Modeling Porosity Distribution Strategies in PEM Water Electrolyzers: A Comparative Analytical and Numerical Study

Proton exchange membrane water electrolyzers (PEMWEs) are a promising technology for green hydrogen production. However, the adoption of PEMWE-based hydrogen production systems remains limited due to several challenges, including high material costs, limited performance and durability, and difficulties in scaling the technology. Computational modeling serves as a powerful tool to address these challenges by optimizing system design, improving material performance, and reducing overall costs, thereby accelerating the commercial rollout of PEMWE technology. Despite this, conventional models often oversimplify key components, such as porous transport and catalyst layers, by assuming constant porosity and neglecting the spatial heterogeneity found in real electrodes.

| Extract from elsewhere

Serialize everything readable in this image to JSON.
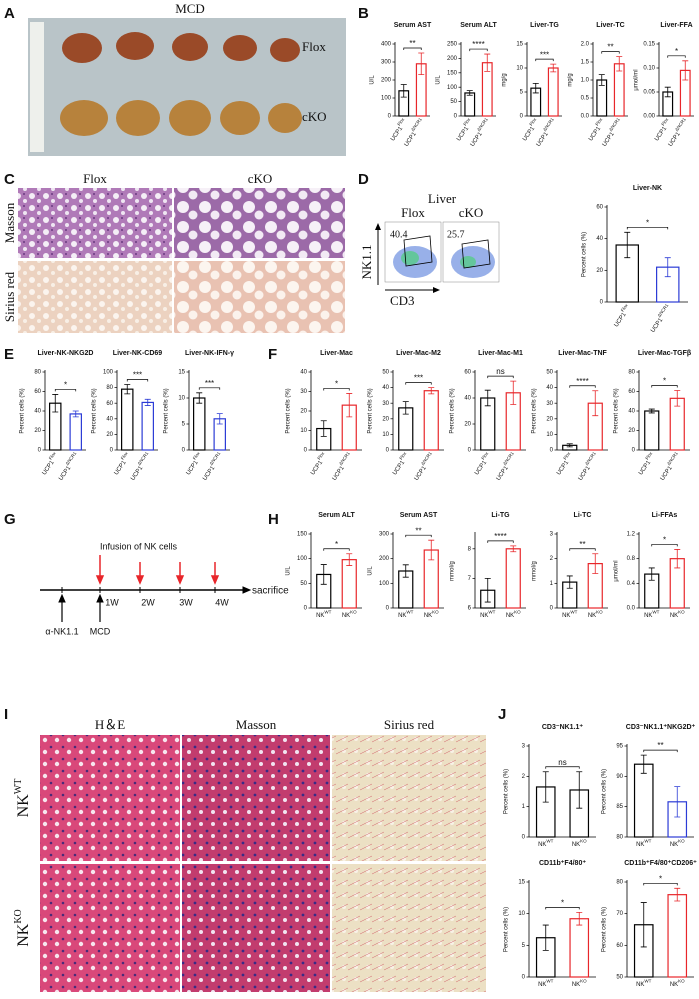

This simplification can significantly impact the accuracy of performance predictions and the overall efficiency of electrolyzers. This study develops a mathematical framework for modeling variable porosity distributions—including constant, linearly graded, and stepwise profiles—and derives analytical expressions for permeability, effective diffusivity, and electrical conductivity. These functions are integrated into a three-dimensional multi-domain COMSOL simulation to assess their impact on electrochemical performance and transport behavior. The results reveal that although porosity variations have minimal effect on polarization at low voltages, they significantly influence internal pressure, species distribution, and gas evacuation at higher loads. A notable finding is that reversing stepwise porosity—placing high porosity near the membrane rather than the channel—can alleviate oxygen accumulation and improve current density. A multi-factor comparison highlights this reversed configuration as the most favorable among the tested strategies. The proposed modeling approach effectively connects porous media theory and system-level electrochemical analysis, offering a flexible platform for the future design of porous electrodes in PEMWE and other energy conversion systems.